Eosinophilic spongiosis and neutrophilic spongiosis have been described in pemphigus patients without acantholysis. These changes are rare [6,7,8,9,10]. Eosinophilic spongiosis has been noted in the periphery of acantholytic vesicles associated with dermal infiltrates composed of lymphocytes and eosinophils [6,7,9,10]. Neutrophilic spongiosis was commonly associated with IgA pemphigus, but reports have shown its presence in pemphigus vulgaris and pemphigus foliaceus as well [9,11,12]. Very few published studies have examined the exact nature of these histological changes.

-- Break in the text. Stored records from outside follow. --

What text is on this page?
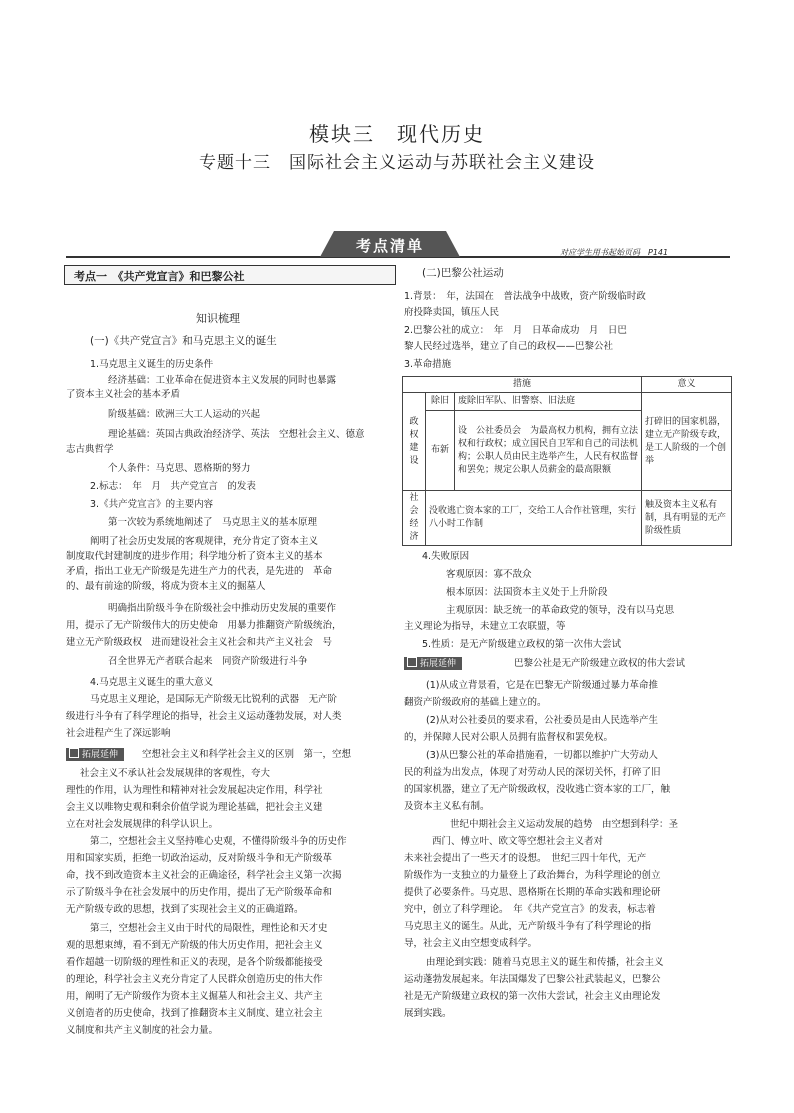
模块三　现代历史
专题十三　国际社会主义运动与苏联社会主义建设
考点清单	对应学生用书起始页码　P141
考点一　《共产党宣言》和巴黎公社
知识梳理
(一)《共产党宣言》和马克思主义的诞生
1.马克思主义诞生的历史条件
经济基础：工业革命在促进资本主义发展的同时也暴露
了资本主义社会的基本矛盾
阶级基础：欧洲三大工人运动的兴起
理论基础：英国古典政治经济学、英法　空想社会主义、德意
志古典哲学
个人条件：马克思、恩格斯的努力
2.标志：　年　月　共产党宣言　的发表
3.《共产党宣言》的主要内容
第一次较为系统地阐述了　马克思主义的基本原理
阐明了社会历史发展的客观规律，充分肯定了资本主义
制度取代封建制度的进步作用；科学地分析了资本主义的基本
矛盾，指出工业无产阶级是先进生产力的代表，是先进的　革命
的、最有前途的阶级，将成为资本主义的掘墓人
明确指出阶级斗争在阶级社会中推动历史发展的重要作
用，提示了无产阶级伟大的历史使命　用暴力推翻资产阶级统治，
建立无产阶级政权　进而建设社会主义社会和共产主义社会　号
召全世界无产者联合起来　同资产阶级进行斗争
4.马克思主义诞生的重大意义
马克思主义理论，是国际无产阶级无比锐利的武器　无产阶
级进行斗争有了科学理论的指导，社会主义运动蓬勃发展，对人类
社会进程产生了深远影响
拓展延伸	空想社会主义和科学社会主义的区别　第一，空想
社会主义不承认社会发展规律的客观性，夸大
理性的作用，认为理性和精神对社会发展起决定作用，科学社
会主义以唯物史观和剩余价值学说为理论基础，把社会主义建
立在对社会发展规律的科学认识上。
第二，空想社会主义坚持唯心史观，不懂得阶级斗争的历史作
用和国家实质，拒绝一切政治运动，反对阶级斗争和无产阶级革
命，找不到改造资本主义社会的正确途径，科学社会主义第一次揭
示了阶级斗争在社会发展中的历史作用，提出了无产阶级革命和
无产阶级专政的思想，找到了实现社会主义的正确道路。
第三，空想社会主义由于时代的局限性，理性论和天才史
观的思想束缚，看不到无产阶级的伟大历史作用，把社会主义
看作超越一切阶级的理性和正义的表现，是各个阶级都能接受
的理论，科学社会主义充分肯定了人民群众创造历史的伟大作
用，阐明了无产阶级作为资本主义掘墓人和社会主义、共产主
义创造者的历史使命，找到了推翻资本主义制度、建立社会主
义制度和共产主义制度的社会力量。
(二)巴黎公社运动
1.背景：　年，法国在　普法战争中战败，资产阶级临时政
府投降卖国，镇压人民
2.巴黎公社的成立：　年　月　日革命成功　月　日巴
黎人民经过选举，建立了自己的政权——巴黎公社
3.革命措施
措施			意义
政权建设	除旧	废除旧军队、旧警察、旧法庭	打碎旧的国家机器，建立无产阶级专政，是工人阶级的一个创举
	布新	设　公社委员会　为最高权力机构，拥有立法权和行政权；成立国民自卫军和自己的司法机构；公职人员由民主选举产生，人民有权监督和罢免；规定公职人员薪金的最高限额	
社会经济	没收逃亡资本家的工厂，交给工人合作社管理，实行八小时工作制		触及资本主义私有制，具有明显的无产阶级性质
4.失败原因
客观原因：寡不敌众
根本原因：法国资本主义处于上升阶段
主观原因：缺乏统一的革命政党的领导，没有以马克思
主义理论为指导，未建立工农联盟，等
5.性质：是无产阶级建立政权的第一次伟大尝试
拓展延伸	巴黎公社是无产阶级建立政权的伟大尝试
(1)从成立背景看，它是在巴黎无产阶级通过暴力革命推
翻资产阶级政府的基础上建立的。
(2)从对公社委员的要求看，公社委员是由人民选举产生
的，并保障人民对公职人员拥有监督权和罢免权。
(3)从巴黎公社的革命措施看，一切都以维护广大劳动人
民的利益为出发点，体现了对劳动人民的深切关怀，打碎了旧
的国家机器，建立了无产阶级政权，没收逃亡资本家的工厂，触
及资本主义私有制。
世纪中期社会主义运动发展的趋势　由空想到科学：圣
西门、傅立叶、欧文等空想社会主义者对
未来社会提出了一些天才的设想。　世纪三四十年代，无产
阶级作为一支独立的力量登上了政治舞台，为科学理论的创立
提供了必要条件。马克思、恩格斯在长期的革命实践和理论研
究中，创立了科学理论。　年《共产党宣言》的发表，标志着
马克思主义的诞生。从此，无产阶级斗争有了科学理论的指
导，社会主义由空想变成科学。
由理论到实践：随着马克思主义的诞生和传播，社会主义
运动蓬勃发展起来。年法国爆发了巴黎公社武装起义，巴黎公
社是无产阶级建立政权的第一次伟大尝试，社会主义由理论发
展到实践。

The aim of this retrospective study was to analyze the histopathologic features of spongiosis in DIF-confirmed cases of pemphigus, especially non-bullous lesions and periphery of blisters, in order to better understand the spongiosis occurring in pemphigus compared to acute eczematous dermatitis.
2. Materials and Methods
2.1. Study Design
This was a single-center, retrospective review of skin biopsy specimens. Skin biopsy slide specimens with pemphigus from 2001 to 2020 were retrieved from the dermatopathology database of our institution. Our institution is a tertiary referral hospital, accredited internationally for its dermatopathology program, and immunofluorescence diagnostic center. This study was performed with the approval of our Institutional Review Board (21MMHIS243e).

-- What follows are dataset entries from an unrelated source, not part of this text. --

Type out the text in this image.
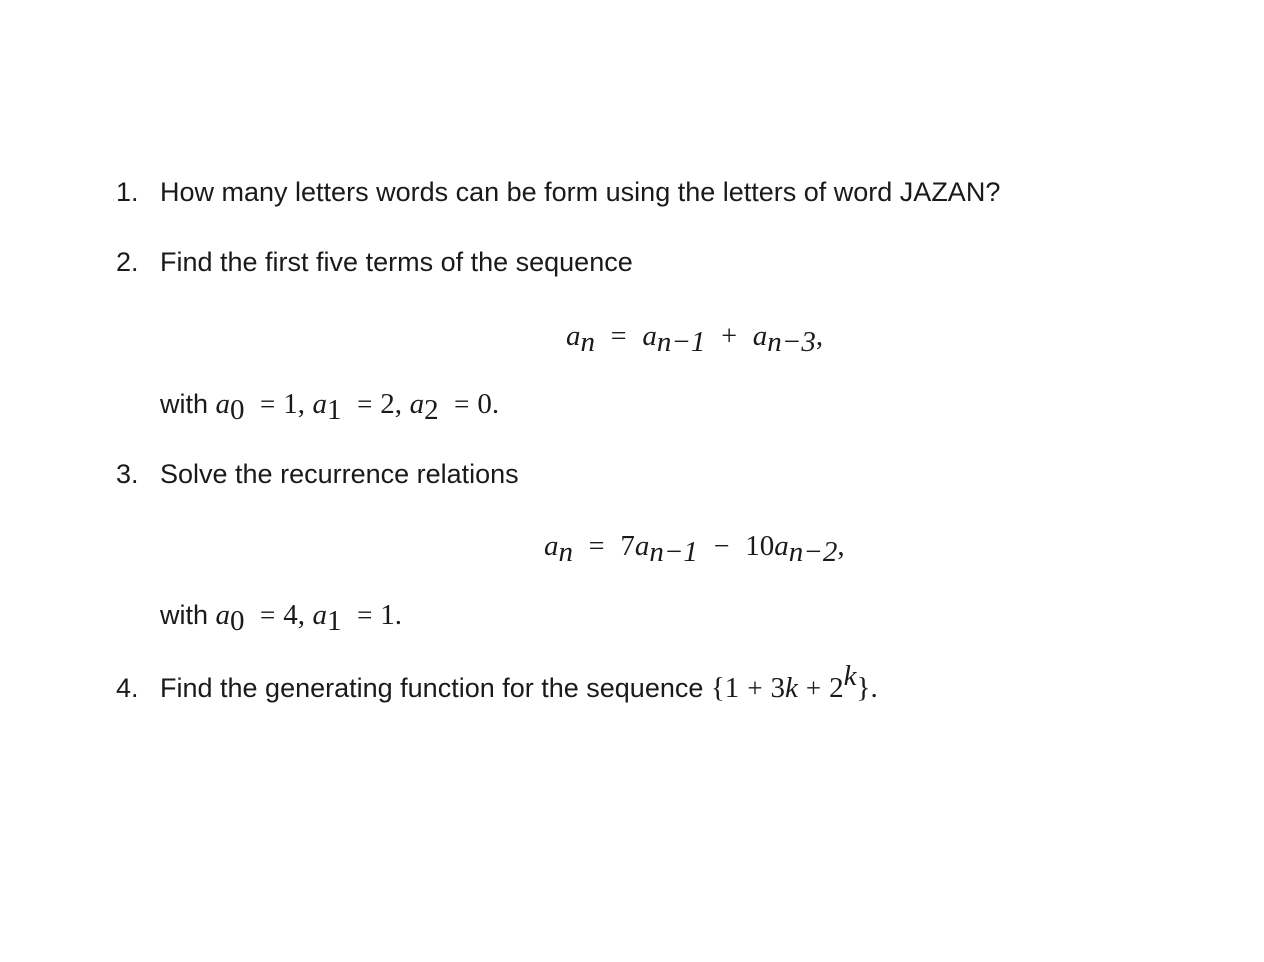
1. How many letters words can be form using the letters of word JAZAN?
2. Find the first five terms of the sequence
$a_n = a_{n-1} + a_{n-3}$,
with $a_0 = 1$, $a_1 = 2$, $a_2 = 0$.
3. Solve the recurrence relations
$a_n = 7a_{n-1} - 10a_{n-2}$,
with $a_0 = 4$, $a_1 = 1$.
4. Find the generating function for the sequence $\{1 + 3k + 2^k\}$.
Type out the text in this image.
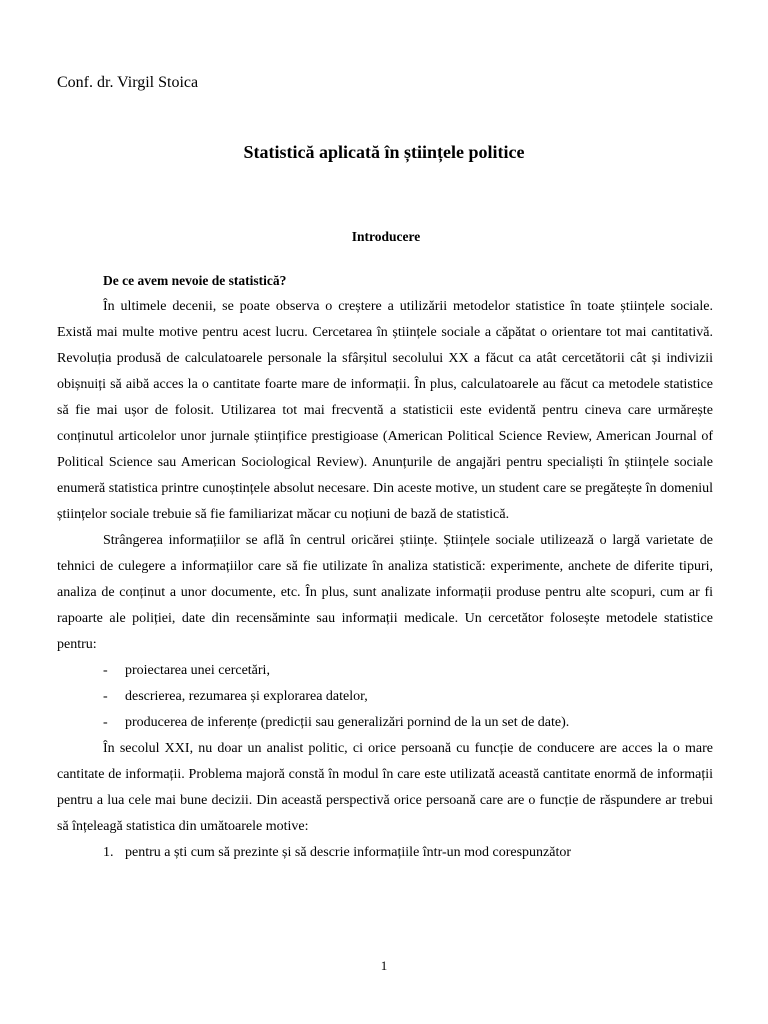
Conf. dr. Virgil Stoica

Statistică aplicată în științele politice
Introducere

De ce avem nevoie de statistică?

În ultimele decenii, se poate observa o creștere a utilizării metodelor statistice în toate științele sociale. Există mai multe motive pentru acest lucru. Cercetarea în științele sociale a căpătat o orientare tot mai cantitativă. Revoluția produsă de calculatoarele personale la sfârșitul secolului XX a făcut ca atât cercetătorii cât și indivizii obișnuiți să aibă acces la o cantitate foarte mare de informații. În plus, calculatoarele au făcut ca metodele statistice să fie mai ușor de folosit. Utilizarea tot mai frecventă a statisticii este evidentă pentru cineva care urmărește conținutul articolelor unor jurnale științifice prestigioase (American Political Science Review, American Journal of Political Science sau American Sociological Review). Anunțurile de angajări pentru specialiști în științele sociale enumeră statistica printre cunoștințele absolut necesare. Din aceste motive, un student care se pregătește în domeniul științelor sociale trebuie să fie familiarizat măcar cu noțiuni de bază de statistică.

Strângerea informațiilor se află în centrul oricărei științe. Științele sociale utilizează o largă varietate de tehnici de culegere a informațiilor care să fie utilizate în analiza statistică: experimente, anchete de diferite tipuri, analiza de conținut a unor documente, etc. În plus, sunt analizate informații produse pentru alte scopuri, cum ar fi rapoarte ale poliției, date din recensăminte sau informații medicale. Un cercetător folosește metodele statistice pentru:

- proiectarea unei cercetări,
- descrierea, rezumarea și explorarea datelor,
- producerea de inferențe (predicții sau generalizări pornind de la un set de date).

În secolul XXI, nu doar un analist politic, ci orice persoană cu funcție de conducere are acces la o mare cantitate de informații. Problema majoră constă în modul în care este utilizată această cantitate enormă de informații pentru a lua cele mai bune decizii. Din această perspectivă orice persoană care are o funcție de răspundere ar trebui să înțeleagă statistica din umătoarele motive:

1. pentru a ști cum să prezinte și să descrie informațiile într-un mod corespunzător

1
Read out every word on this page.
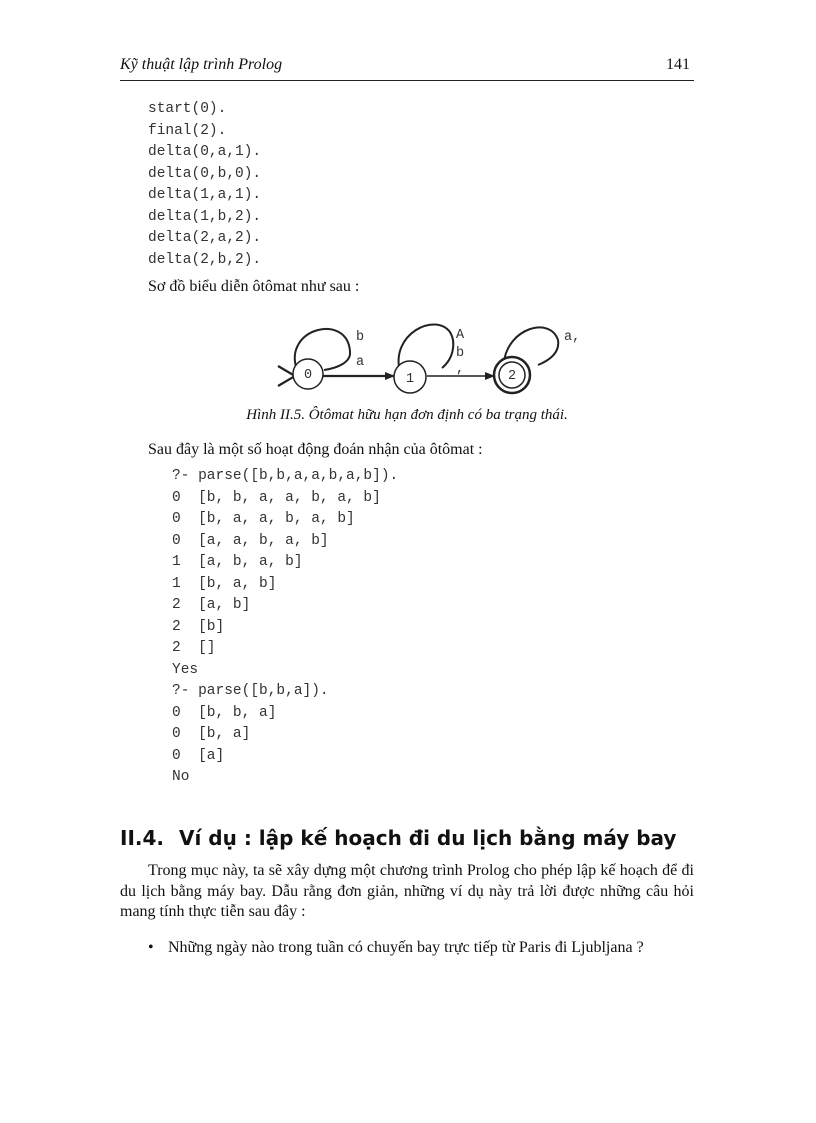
Kỹ thuật lập trình Prolog	141
start(0).
final(2).
delta(0,a,1).
delta(0,b,0).
delta(1,a,1).
delta(1,b,2).
delta(2,a,2).
delta(2,b,2).
Sơ đồ biểu diễn ôtômat như sau :
0	1	2
b
a
A
b
,
a,
Hình II.5. Ôtômat hữu hạn đơn định có ba trạng thái.
Sau đây là một số hoạt động đoán nhận của ôtômat :
?- parse([b,b,a,a,b,a,b]).
0  [b, b, a, a, b, a, b]
0  [b, a, a, b, a, b]
0  [a, a, b, a, b]
1  [a, b, a, b]
1  [b, a, b]
2  [a, b]
2  [b]
2  []
Yes
?- parse([b,b,a]).
0  [b, b, a]
0  [b, a]
0  [a]
No
II.4. Ví dụ : lập kế hoạch đi du lịch bằng máy bay
Trong mục này, ta sẽ xây dựng một chương trình Prolog cho phép lập kế hoạch để đi du lịch bằng máy bay. Dẫu rằng đơn giản, những ví dụ này trả lời được những câu hỏi mang tính thực tiễn sau đây :
• Những ngày nào trong tuần có chuyến bay trực tiếp từ Paris đi Ljubljana ?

2.2. Inclusion and Exclusion Criteria
We retrieved all skin biopsy slide specimens with DIF records of immunopathological presence of intercellular IgG or IgA in the epidermis. Patients with pathologically diagnosed pemphigus without DIF confirmation, or with positive DIF without clinical correlation with pemphigus, were excluded. The hematoxylin and eosin (H&E)-stained slides of the included cases were further reviewed by two authors. Cases with spongiosis, either within the blisters or located in the peripheral epidermis, were selected for detailed pathological analysis.
For comparison purposes, we also retrieved all skin biopsy slide specimens of eczematous dermatitis or spongiotic dermatitis from 2020. Only patients with acute spongiotic dermatitis were included in the control group. Patients with subacute or chronic eczematous or inflammatory diseases with multiple histological patterns, such as psoriasiform spongiotic dermatitis, were excluded.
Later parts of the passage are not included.